A novel "antibody-mimetic" molecule administered intranasally in animal model prevented coronavirus infection from older, current and emerging variants.
Intranasal administration of a novel, non-vaccine "antibody-mimetic" molecule has been shown to prevent coronavirus infection by blocking the receptor binding of SARS-CoV-2, including on recently emerging immunoevasive Omicron subvariants, in animal studies conducted by virologists at the University of Helsinki.
The investigators indicate that they embarked on developing the molecule TriSb92, a trimeric "sherpabody" (SH3 Recombinant Protein Affinity) to neutralize infecting SARS-CoV-2 virus, given the limitations of current approaches.
Vaccines, they point out, aren't able to be utilized by some immunocompromised individuals, and are less effective for emerging viral variants resistant to the induced neutralizing antibodies.They note that monoclonal antibodies against the spike envelope protein are increasingly being investigated in combinations to ascertain whether targeting different regions of the spike can avoid mutational escape.
"In addition to pharmaceuticals for treating COVID-19 disease, new approaches for preventing transmission and spreading of SARS-CoV-2 are therefore urgently needed," declared lead author Anna Mäkelä,PhD, and colleagues in the research group of Kalle Saksela, MD, PhD, Department of Virology, University of Helsinki, Helsinki, Finland.
Mäkelä and colleagues acknowledge that other laboratories have moved from monoclonal antibodies to investigate small antibody fragments, including single variable domain-based nanobodies.The Helsinki group's efforts, however, have focused on smaller antibody-mimetic scaffold proteins, which they describe as "even more robust, versatile to engineer, and cheaper to produce for diverse biological targeting purposes."
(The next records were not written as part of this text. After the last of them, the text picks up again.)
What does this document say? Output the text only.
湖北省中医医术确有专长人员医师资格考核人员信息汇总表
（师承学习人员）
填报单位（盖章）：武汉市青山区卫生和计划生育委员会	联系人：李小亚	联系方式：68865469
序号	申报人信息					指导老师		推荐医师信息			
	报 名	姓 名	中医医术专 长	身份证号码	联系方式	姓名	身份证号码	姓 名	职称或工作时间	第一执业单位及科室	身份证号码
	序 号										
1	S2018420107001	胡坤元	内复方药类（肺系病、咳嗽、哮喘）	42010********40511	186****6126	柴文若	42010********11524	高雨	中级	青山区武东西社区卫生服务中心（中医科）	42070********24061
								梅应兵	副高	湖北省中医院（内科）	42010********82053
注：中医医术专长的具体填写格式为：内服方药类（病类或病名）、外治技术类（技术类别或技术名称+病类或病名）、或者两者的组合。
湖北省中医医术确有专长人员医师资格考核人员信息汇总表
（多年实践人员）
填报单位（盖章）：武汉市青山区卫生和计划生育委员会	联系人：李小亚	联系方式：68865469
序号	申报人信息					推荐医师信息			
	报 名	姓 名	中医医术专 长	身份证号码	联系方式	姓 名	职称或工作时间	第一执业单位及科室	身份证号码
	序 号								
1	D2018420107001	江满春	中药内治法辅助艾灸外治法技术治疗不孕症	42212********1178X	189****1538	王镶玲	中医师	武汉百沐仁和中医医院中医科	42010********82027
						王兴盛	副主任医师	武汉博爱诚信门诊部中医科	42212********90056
They initially screened a large antibody-mimetic phage library (displaying -1011 unique sherpabodies) using the receptor binding domain (RBD) of the glycoprotein of the original Wuhan-Hu-1 strain as the "affinity bait".The strongest binding candidates were then assessed against the RBD of SARS-CoV-1, assuming that strong binding here as well would indicate a very highly conserved target epitope across different variants.
The investigators further enhanced targeting specificity of the trimeric cell surface spike protein by constructing a multimerized derivative, the TriSb92.The broad efficacy was initially determined against different incubated viral isolates, including clinical SARS-CoV-2 isolates from the Beta and Delta variants, and Omicron subvariants BA.1 and BA.5.A pseudovirus model infecting ACE2 expressing cells followed to test TriSb92 against a wider panel of viruses.
Mäkelä and colleagues determined that TriSb92 effectively bound to a highly conserved site in the RBD of the spike protein, inducing a conformational change in the S2 subunit "in the older as well as the currently prevalent and emerging SARS-CoV-2 variants."
The effectiveness of TriSb92 in preventing infection was then tested in a mouse model of COVID-19 (BALB/c mice inoculated intranasally with a mouse-adapted SARS-CoV-2 virus).The infected mice and uninfected controls received intranasal TriSb92 in different doses and at different time periods prior to inoculation. The animals were euthanized 2 days post-infection; with the presence of SARS-CoV-2 nucleoprotein in the nasal mucosa, airways and left lungs ascertained by histology and immunohistology.
The investigators reported that the lungs of the untreated control mice exhibited abundant SARs-CoV-2, while none was present in the mice receiving a 5 or 50mcg prophylactic dose of TriSb92; whether administered 8 hours, or 4 hours before the SARS-CoV-2 challenge.
In addition to finding TriSb92 effective in this animal model, Mäkelä and colleagues anticipate that the TriSb92 solution will be well suited as a nasal spray—subject to clinical trials—as it is relatively inexpensive to produce and stable for at least 18 months at room temperature.
"The easily and inexpensively produced TriSb92 could be a very important first line of defense in curbing...a new pandemic, pending the development, production and distribution of vaccines," Mäkelä commented in a statement to the press.